# the meltemi winds in greece



## newsail (Apr 30, 2004)

Friends of mine have charted a bareboat catamaran from moorings in greece. I am planning to join them for a 2 week sailing trip around the dodecanese islands. Since I have never really sailed before I of course have some concerns. One of big concerns as I research are the Meltemi winds. I was wondering if anyone out there has had first hand experience with these winds and can tell me what might be in store. Also if you have any advice about itineraies. i would love some suggestions. Thanks.


----------



## TSOJOURNER (Dec 16, 1999)

The meltemi winds are a local wind that blow from July though till September, with August being the strongest month. They are tough, wind speeds average 30+ knots with local area winds sometimes in the mid 40+ knots. Sea conditions are also rough wave hieghts can get to around 3-4 meters in open water.
The winds are caused when 2 pressure zones meet over the Aegean, one over greece and one over turkey, which is what we normally have most of the summer. The dodecanese suffer particularly hard as they tend to be more inthe Meltemi zone, then most of the other islands also hit hard are the Cyclades island group. When the Meltemi blows it is not advisable to go out unless you are a VERY EXPEREINECED SAILOR. Often even the ferries stay in port. The wind can blow for days. Many a charter has been ruined as the yacht has not left port or just not seen any islands. With a catarmaran in Meltemi conditions I wish you luck, not what I would choose to sail on in those types of conditions.
Have fun, and look on the bright side we may not have a bad Meltemi season, there have been years when it never arrived.......


----------



## TSOJOURNER (Dec 16, 1999)

We sailed a 45 foot Sun Odysses last year & had a couple of days Meltemi. As the previous chap responded, you can be VERY unlucky with the winds. We simply had strong winds which died down sometime after lunch. Wind speeds passed the 35mph point & waves were high. We had no problem with the meltemi as we simply sheltered in the morning then sailed when it had subsided. We opted to sail through one day as we needed to cover some distance & also thought the experience would be valuable to us as we have only been sailing for 3 years. I would advise not to worry too much about the meltemi: simply sail completely within your abilities: if this means staying in port - STAY IN PORT!


----------



## TSOJOURNER (Dec 16, 1999)

We sailed a 45 foot Sun Odysses last year & had a couple of days Meltemi. As the previous chap responded, you can be VERY unlucky with the winds.
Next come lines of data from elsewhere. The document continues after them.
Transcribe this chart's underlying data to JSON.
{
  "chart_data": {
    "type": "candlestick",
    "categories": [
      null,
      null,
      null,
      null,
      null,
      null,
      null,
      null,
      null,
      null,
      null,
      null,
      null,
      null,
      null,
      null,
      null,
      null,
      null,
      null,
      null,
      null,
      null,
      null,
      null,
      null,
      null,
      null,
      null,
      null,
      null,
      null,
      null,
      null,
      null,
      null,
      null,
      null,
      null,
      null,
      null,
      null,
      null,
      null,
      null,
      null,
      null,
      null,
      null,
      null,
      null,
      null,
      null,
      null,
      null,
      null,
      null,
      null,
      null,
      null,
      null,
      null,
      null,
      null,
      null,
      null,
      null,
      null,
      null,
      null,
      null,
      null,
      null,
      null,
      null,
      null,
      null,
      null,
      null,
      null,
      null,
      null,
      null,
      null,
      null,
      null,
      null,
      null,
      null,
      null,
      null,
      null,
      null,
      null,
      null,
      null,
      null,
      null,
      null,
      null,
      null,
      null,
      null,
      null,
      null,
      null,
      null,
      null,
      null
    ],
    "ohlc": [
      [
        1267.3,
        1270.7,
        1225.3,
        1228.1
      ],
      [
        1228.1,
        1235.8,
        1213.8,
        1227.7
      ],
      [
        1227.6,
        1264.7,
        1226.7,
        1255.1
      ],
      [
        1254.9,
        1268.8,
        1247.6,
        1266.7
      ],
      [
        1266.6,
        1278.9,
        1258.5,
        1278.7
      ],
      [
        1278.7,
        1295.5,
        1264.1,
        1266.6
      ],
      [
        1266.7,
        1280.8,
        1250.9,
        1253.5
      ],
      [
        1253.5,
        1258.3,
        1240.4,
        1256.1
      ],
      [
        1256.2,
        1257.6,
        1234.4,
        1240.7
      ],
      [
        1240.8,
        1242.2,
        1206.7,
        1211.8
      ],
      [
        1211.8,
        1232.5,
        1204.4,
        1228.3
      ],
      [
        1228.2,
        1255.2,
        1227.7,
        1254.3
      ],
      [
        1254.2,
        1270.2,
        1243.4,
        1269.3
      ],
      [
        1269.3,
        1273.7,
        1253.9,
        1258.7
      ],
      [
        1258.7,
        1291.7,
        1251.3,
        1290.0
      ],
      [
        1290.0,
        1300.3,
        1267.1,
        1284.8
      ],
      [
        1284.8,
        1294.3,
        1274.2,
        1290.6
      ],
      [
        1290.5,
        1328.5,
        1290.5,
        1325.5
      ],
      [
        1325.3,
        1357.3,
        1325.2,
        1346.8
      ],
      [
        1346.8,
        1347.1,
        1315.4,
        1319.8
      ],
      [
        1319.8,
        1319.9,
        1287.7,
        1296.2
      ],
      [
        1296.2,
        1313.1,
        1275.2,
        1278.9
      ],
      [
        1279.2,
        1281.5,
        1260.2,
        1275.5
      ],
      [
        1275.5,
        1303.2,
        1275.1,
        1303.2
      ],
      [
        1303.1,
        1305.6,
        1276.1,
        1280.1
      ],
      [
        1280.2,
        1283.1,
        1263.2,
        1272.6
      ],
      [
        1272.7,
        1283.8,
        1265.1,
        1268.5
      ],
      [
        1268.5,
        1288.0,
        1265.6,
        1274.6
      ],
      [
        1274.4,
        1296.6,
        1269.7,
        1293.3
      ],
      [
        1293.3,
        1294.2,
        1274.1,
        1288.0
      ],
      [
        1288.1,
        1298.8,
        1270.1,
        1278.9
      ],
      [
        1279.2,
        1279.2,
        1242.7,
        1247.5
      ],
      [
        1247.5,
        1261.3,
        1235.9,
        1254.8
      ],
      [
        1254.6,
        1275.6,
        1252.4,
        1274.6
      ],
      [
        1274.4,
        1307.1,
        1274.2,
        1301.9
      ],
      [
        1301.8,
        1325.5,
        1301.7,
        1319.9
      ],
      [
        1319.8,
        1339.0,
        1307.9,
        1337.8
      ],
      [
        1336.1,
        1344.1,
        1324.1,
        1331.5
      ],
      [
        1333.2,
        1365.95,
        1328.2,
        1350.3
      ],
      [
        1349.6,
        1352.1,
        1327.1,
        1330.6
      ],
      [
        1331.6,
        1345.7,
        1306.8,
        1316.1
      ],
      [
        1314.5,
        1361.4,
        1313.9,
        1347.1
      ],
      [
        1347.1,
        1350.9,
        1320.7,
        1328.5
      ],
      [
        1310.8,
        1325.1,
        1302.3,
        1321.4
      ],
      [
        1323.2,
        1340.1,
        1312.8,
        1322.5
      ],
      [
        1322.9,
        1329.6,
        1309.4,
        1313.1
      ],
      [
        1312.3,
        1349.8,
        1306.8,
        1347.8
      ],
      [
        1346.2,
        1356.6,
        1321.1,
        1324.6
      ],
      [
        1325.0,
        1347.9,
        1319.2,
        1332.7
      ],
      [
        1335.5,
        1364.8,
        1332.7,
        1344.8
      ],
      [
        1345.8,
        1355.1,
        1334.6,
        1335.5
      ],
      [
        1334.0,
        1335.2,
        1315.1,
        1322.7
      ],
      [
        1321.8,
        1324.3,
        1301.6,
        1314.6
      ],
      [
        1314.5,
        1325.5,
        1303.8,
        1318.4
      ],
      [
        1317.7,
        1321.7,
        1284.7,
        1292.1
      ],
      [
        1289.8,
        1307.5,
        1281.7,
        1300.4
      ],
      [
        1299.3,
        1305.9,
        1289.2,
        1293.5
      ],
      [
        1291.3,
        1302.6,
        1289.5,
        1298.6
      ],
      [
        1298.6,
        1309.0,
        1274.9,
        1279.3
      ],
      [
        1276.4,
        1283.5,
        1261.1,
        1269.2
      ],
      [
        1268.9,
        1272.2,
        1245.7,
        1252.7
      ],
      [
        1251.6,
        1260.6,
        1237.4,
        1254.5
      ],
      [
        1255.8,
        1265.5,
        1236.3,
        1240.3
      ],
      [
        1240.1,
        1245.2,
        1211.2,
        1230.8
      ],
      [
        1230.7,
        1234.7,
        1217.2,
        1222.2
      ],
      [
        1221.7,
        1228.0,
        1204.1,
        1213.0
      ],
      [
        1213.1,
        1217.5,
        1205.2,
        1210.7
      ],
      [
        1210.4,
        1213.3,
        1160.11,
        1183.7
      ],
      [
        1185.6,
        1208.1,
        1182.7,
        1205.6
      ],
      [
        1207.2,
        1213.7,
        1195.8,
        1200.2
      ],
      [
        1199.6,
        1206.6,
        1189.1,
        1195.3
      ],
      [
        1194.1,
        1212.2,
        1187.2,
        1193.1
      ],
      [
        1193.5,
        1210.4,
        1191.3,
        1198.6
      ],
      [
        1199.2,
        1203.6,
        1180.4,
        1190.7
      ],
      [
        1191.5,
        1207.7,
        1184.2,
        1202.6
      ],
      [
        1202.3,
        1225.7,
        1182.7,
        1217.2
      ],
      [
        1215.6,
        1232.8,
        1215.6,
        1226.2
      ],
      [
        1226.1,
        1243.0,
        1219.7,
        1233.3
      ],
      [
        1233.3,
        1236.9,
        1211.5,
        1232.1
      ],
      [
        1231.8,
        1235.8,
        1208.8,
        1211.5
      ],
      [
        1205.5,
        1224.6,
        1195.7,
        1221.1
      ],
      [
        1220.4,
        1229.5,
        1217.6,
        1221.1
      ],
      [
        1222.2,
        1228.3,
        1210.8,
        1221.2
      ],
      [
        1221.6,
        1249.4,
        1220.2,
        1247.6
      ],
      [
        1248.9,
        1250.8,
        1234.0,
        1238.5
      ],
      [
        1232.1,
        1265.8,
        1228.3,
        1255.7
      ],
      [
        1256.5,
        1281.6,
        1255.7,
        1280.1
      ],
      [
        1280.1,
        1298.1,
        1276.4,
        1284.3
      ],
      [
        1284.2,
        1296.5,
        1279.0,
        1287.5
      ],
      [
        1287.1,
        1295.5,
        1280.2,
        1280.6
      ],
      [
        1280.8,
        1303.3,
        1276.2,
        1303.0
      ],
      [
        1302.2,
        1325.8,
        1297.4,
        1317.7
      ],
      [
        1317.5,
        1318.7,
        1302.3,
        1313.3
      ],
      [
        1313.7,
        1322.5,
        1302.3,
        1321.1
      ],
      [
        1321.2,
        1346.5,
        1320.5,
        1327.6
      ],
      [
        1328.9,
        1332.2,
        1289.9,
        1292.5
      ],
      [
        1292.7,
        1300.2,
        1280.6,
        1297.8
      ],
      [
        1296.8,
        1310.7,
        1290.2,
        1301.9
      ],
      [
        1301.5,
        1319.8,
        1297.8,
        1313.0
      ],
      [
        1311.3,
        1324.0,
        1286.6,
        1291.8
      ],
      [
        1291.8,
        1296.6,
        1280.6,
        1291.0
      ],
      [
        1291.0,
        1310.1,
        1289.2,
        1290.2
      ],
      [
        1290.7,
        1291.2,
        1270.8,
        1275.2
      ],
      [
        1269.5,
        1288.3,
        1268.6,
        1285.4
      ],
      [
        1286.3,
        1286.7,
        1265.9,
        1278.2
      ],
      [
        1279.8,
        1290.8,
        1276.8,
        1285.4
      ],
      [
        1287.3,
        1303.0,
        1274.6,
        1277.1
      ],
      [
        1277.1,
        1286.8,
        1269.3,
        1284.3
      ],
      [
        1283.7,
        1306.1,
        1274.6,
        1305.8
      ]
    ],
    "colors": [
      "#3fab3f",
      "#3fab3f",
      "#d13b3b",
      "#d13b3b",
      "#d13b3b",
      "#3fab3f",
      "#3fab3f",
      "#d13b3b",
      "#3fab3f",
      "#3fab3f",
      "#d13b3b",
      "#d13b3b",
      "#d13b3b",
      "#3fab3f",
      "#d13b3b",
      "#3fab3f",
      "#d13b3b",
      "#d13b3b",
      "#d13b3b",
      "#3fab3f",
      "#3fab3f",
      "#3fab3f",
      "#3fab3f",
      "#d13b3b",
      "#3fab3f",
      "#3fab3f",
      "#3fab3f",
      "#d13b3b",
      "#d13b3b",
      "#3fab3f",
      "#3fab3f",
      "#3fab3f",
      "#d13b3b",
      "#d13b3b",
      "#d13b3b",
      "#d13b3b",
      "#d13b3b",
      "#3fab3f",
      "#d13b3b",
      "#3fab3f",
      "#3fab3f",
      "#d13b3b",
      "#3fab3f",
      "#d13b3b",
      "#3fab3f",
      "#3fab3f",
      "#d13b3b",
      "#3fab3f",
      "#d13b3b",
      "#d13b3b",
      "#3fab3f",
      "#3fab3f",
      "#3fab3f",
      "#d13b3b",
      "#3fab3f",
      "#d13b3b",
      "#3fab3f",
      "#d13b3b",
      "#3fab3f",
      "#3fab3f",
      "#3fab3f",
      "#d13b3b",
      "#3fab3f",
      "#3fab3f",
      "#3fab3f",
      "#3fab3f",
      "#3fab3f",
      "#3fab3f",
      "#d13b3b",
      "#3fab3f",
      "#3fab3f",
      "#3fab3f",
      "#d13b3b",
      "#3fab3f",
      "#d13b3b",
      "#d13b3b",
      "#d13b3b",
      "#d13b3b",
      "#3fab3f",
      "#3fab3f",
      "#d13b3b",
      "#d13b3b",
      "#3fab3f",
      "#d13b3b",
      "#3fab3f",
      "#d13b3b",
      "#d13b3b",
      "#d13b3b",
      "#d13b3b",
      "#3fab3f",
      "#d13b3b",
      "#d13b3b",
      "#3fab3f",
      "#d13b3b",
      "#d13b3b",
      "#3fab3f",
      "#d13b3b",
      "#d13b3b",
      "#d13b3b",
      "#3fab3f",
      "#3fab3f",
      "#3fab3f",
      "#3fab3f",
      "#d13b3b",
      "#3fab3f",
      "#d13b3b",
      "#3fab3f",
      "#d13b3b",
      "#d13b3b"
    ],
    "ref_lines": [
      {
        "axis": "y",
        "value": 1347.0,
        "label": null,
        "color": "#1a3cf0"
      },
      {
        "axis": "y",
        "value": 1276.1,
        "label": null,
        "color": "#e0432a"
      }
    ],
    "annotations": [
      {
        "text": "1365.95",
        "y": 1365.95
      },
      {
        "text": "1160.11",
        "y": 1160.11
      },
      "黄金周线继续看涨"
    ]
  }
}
We simply had strong winds which died down sometime after lunch. Wind speeds passed the 35mph point & waves were high. We had no problem with the meltemi as we simply sheltered in the morning then sailed when it had subsided. We opted to sail through one day as we needed to cover some distance & also thought the experience would be valuable to us as we have only been sailing for 3 years. I would advise not to worry too much about the meltemi: simply sail completely within your abilities: if this means staying in port - STAY IN PORT!


----------